Government, parties face funds crunch with third election in three years
George Iype in New Delhi
The third general election in three years is leading to a tightening of the purse strings of the cash-strapped central government and recession-hit corporate India.
According to initial estimates prepared by the Election Commission, the Centre will have to spend Rs10 billion to conduct the election to the 13th Lok Sabha.
Officials of the commission said the had government spent about Rs8 billion on the last general election in February 1998. Further, they said, the expenditure could go up considerably if assembly elections in nine states are clubbed with the Lok Sabha poll.
Such huge expenditure is certain to financially cripple the government, which has not made any provisions in the Budget for 1999-2000 for this unexpected eventuality.
Finance ministry officials said the expenditure will have a severe impact on the Budget that had envisioned bringing down the fiscal deficit to 4 per cent from 4.5 the previous year.
One official said, "The mid-term poll will cripple foreign investment in the country and add to the burden of government expenditure, for two reasons". First, because of the continuing political uncertainty, the stock markets are subdued and no foreign company will venture to invest in the country in the next six months.
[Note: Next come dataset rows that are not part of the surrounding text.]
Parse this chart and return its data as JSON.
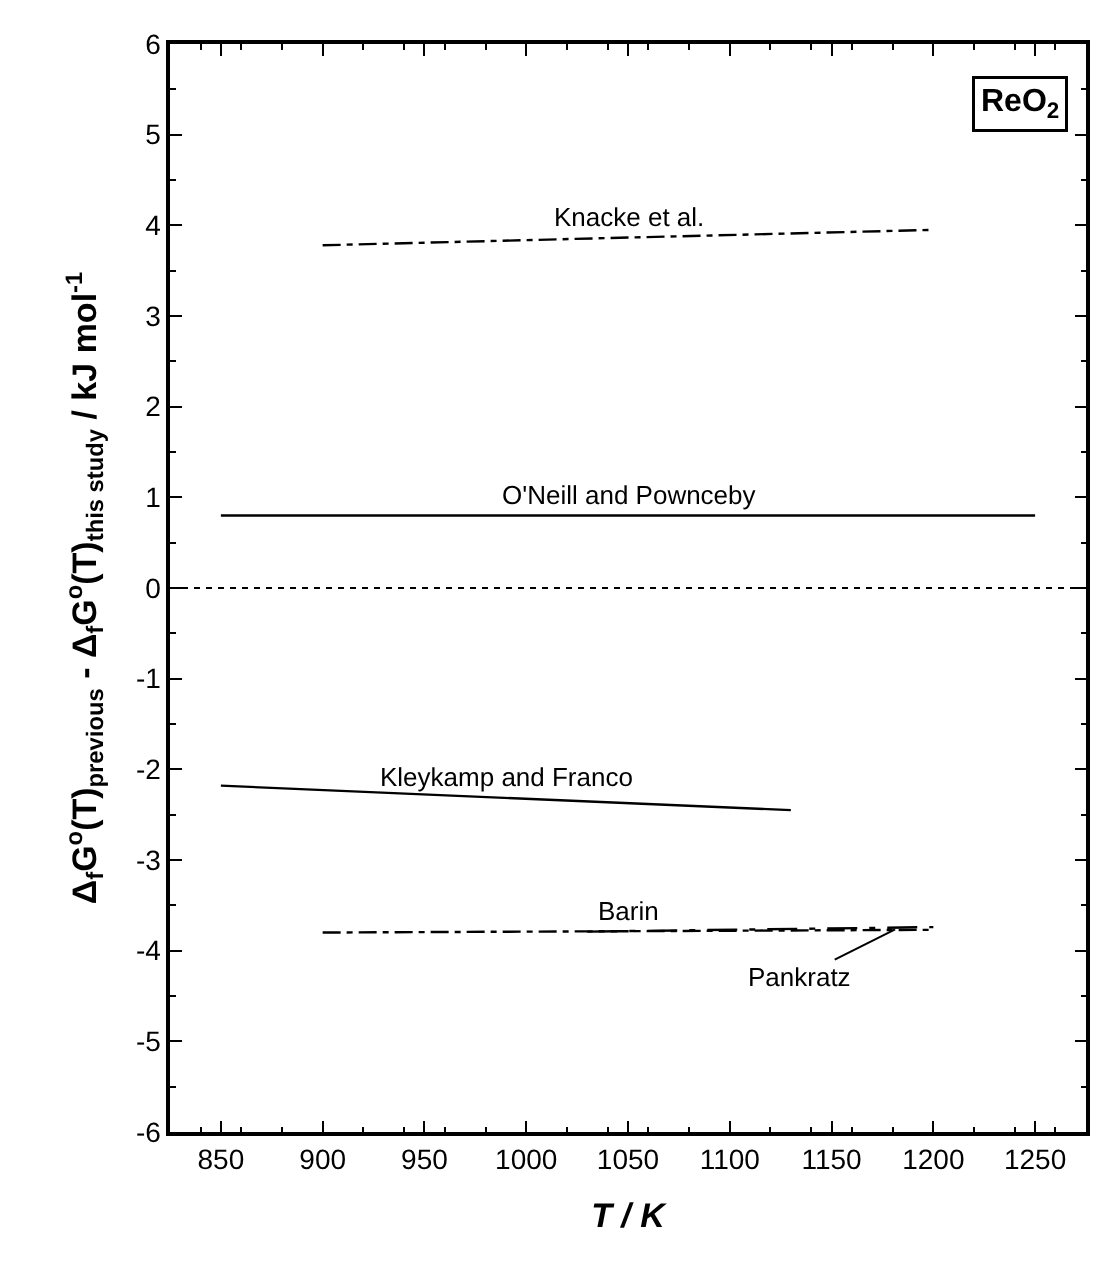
{
  "chart_data": {
    "type": "line",
    "xlabel": "T / K",
    "ylabel": "Δ$_{f}$G$^{o}$(T)$_{previous}$ - Δ$_{f}$G$^{o}$(T)$_{this study}$ / kJ mol$^{-1}$",
    "xlim": [
      825,
      1275
    ],
    "xticks": [
      850,
      900,
      950,
      1000,
      1050,
      1100,
      1150,
      1200,
      1250
    ],
    "ylim": [
      -6,
      6
    ],
    "yticks": [
      -6,
      -5,
      -4,
      -3,
      -2,
      -1,
      0,
      1,
      2,
      3,
      4,
      5,
      6
    ],
    "marker": "none",
    "series": [
      {
        "name": "Knacke et al.",
        "color": "#000000",
        "x": [
          900,
          1200
        ],
        "values": [
          3.78,
          3.95
        ],
        "line_style": "dashed"
      },
      {
        "name": "O'Neill and Pownceby",
        "color": "#000000",
        "x": [
          850,
          1250
        ],
        "values": [
          0.8,
          0.8
        ],
        "line_style": "solid"
      },
      {
        "name": "Kleykamp and Franco",
        "color": "#000000",
        "x": [
          850,
          1130
        ],
        "values": [
          -2.18,
          -2.45
        ],
        "line_style": "solid"
      },
      {
        "name": "Barin",
        "color": "#000000",
        "x": [
          900,
          1200
        ],
        "values": [
          -3.8,
          -3.77
        ],
        "line_style": "dashed"
      },
      {
        "name": "Pankratz",
        "color": "#000000",
        "x": [
          1030,
          1200
        ],
        "values": [
          -3.79,
          -3.74
        ],
        "line_style": "dotted"
      }
    ],
    "ref_lines": [
      {
        "axis": "y",
        "value": 0,
        "line_style": "dotted",
        "color": "#000000"
      }
    ],
    "annotations": [
      "ReO$_{2}$"
    ]
  }
}
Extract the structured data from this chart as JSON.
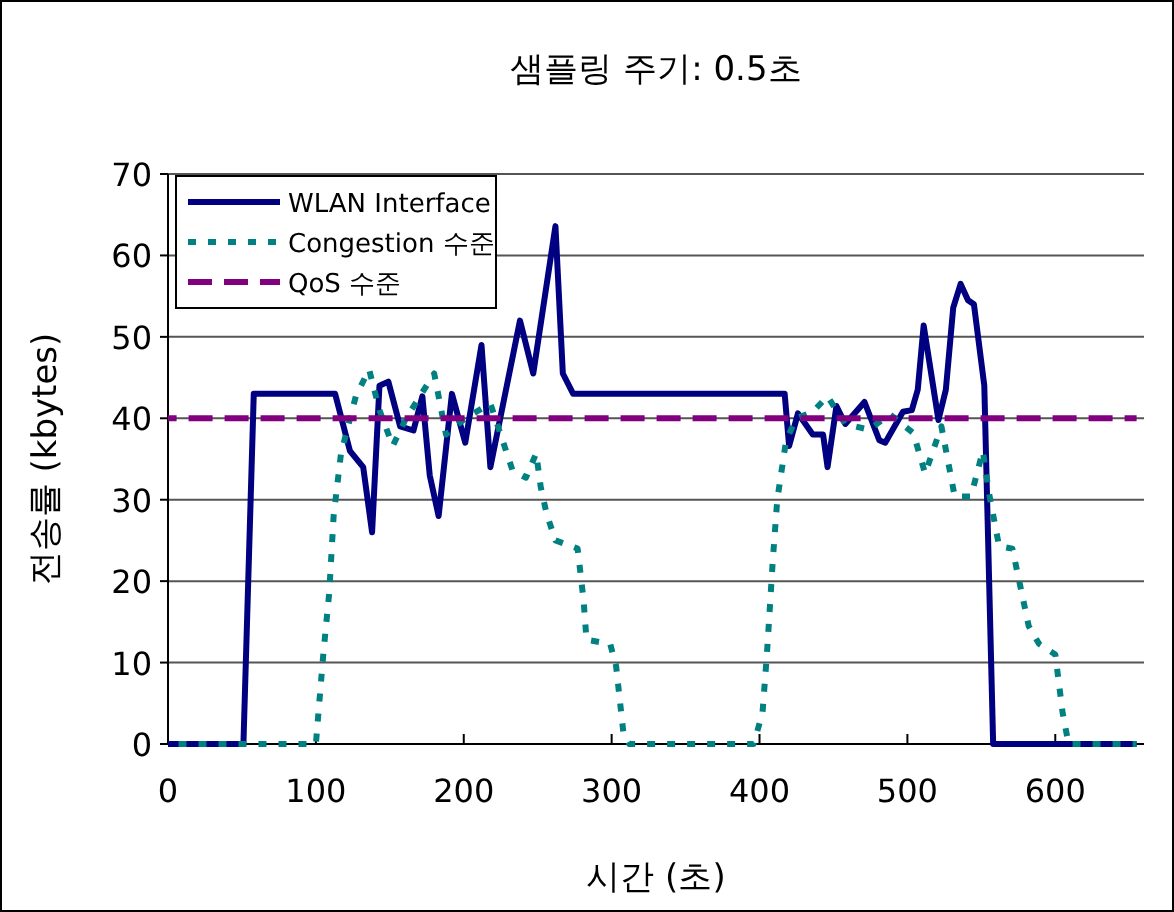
{
  "chart_data": {
    "type": "line",
    "title": "샘플링 주기: 0.5초",
    "xlabel": "시간 (초)",
    "ylabel": "전송률 (kbytes)",
    "xlim": [
      0,
      660
    ],
    "xticks": [
      0,
      100,
      200,
      300,
      400,
      500,
      600
    ],
    "ylim": [
      0,
      70
    ],
    "yticks": [
      0,
      10,
      20,
      30,
      40,
      50,
      60,
      70
    ],
    "grid": "y",
    "legend": "top left",
    "series": [
      {
        "name": "WLAN Interface",
        "color": "#000080",
        "line_style": "solid",
        "x": [
          0,
          51,
          58,
          113,
          123,
          132,
          138,
          143,
          149,
          157,
          166,
          172,
          177,
          183,
          192,
          201,
          212,
          218,
          238,
          247,
          262,
          267,
          274,
          417,
          420,
          426,
          436,
          443,
          446,
          452,
          458,
          471,
          481,
          485,
          497,
          503,
          507,
          511,
          521,
          526,
          531,
          536,
          541,
          545,
          552,
          558,
          655
        ],
        "values": [
          0,
          0,
          43,
          43,
          36,
          34,
          26,
          44,
          44.5,
          39,
          38.5,
          42.7,
          33,
          28,
          43,
          37,
          49,
          34,
          52,
          45.5,
          63.6,
          45.5,
          43,
          43,
          36.6,
          40.6,
          38,
          38,
          34,
          41.5,
          39.3,
          42,
          37.3,
          37,
          40.8,
          41,
          43.5,
          51.4,
          39.8,
          43.5,
          53.6,
          56.5,
          54.5,
          54,
          44,
          0,
          0
        ]
      },
      {
        "name": "Congestion 수준",
        "color": "#008080",
        "line_style": "dotted",
        "x": [
          0,
          100,
          105,
          109,
          112,
          117,
          127,
          136,
          143,
          152,
          161,
          180,
          188,
          201,
          218,
          233,
          242,
          249,
          252,
          256,
          262,
          277,
          281,
          283,
          299,
          303,
          308,
          312,
          396,
          402,
          405,
          409,
          412,
          418,
          425,
          436,
          446,
          458,
          474,
          488,
          504,
          512,
          523,
          532,
          543,
          551,
          555,
          562,
          571,
          582,
          589,
          600,
          605,
          609,
          655
        ],
        "values": [
          0,
          0,
          11,
          18.5,
          28,
          35.7,
          42.7,
          46,
          41,
          36.6,
          40,
          45.5,
          38,
          40,
          41.8,
          33.6,
          32.7,
          35.7,
          31.6,
          28.3,
          25,
          24,
          17.7,
          12.8,
          12.3,
          9.6,
          1.3,
          0,
          0,
          3.8,
          11,
          22.6,
          30,
          37.3,
          40,
          40.8,
          42.7,
          39.3,
          38.6,
          40.5,
          38.2,
          33.2,
          39,
          30.4,
          30.4,
          36,
          31,
          24.3,
          24,
          14.5,
          12.3,
          11,
          3.8,
          0,
          0
        ]
      },
      {
        "name": "QoS 수준",
        "color": "#800080",
        "line_style": "dashed",
        "x": [
          0,
          655
        ],
        "values": [
          40,
          40
        ]
      }
    ]
  }
}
Secondly, the government cannot now raise the ambitious Rs100 billion it had planned to collect by divesting its shares in the public sector.
"The Government of India has been caught in a vicious circle. Many budgetary provisions will have to be abandoned now because of the general election," the official told Rediff On The NeT.
Election expenditure has always been a nightmare for the central government as it has soared steadily in the last 12 elections. The government spent just Rs104.5 million in the first general election in 1952 in which 106 million of the 173 million eligible voters exercised their franchise.
Over the years, while the number of eligible voters has risen four-fold, election expenses have multiplied hundred-fold.
"Election expenses have grown dramatically in the last 10 years because we now have dozens of minor political parties scattered in every nook and corner of the country. But much of the money is now spent on security arrangements," an Election Commission official said.
EC officials said the number of eligible voters who will participate in the forthcoming election may go up only marginally even after revision of electoral rolls. Currently, there are some 605 million voters, which number is expected to go up to only 608 million after the revision.
Interestingly, the number of candidates -- 4,693 -- in the last general election in 1998 was much less than the 13,952 aspirants in 1996.
But what has begun worrying political parties is how the recession-hit Indian industry will sponsor their high-pitched campaigns.
With the elections in 1996 and 1998 having produced unstable coalitions, and the next one likely to return a similar verdict, most industrial houses are in no mood to dole out big money for the campaigns.
Of the major political parties, the Congress is said to be in the direst of straits. Having been out of power for almost three years, the party's coffers are virtually empty.
Congress sources said party president Sonia Gandhi would set up an election fund committee consisting of senior politicians to collect the money necessary to conduct its campaign.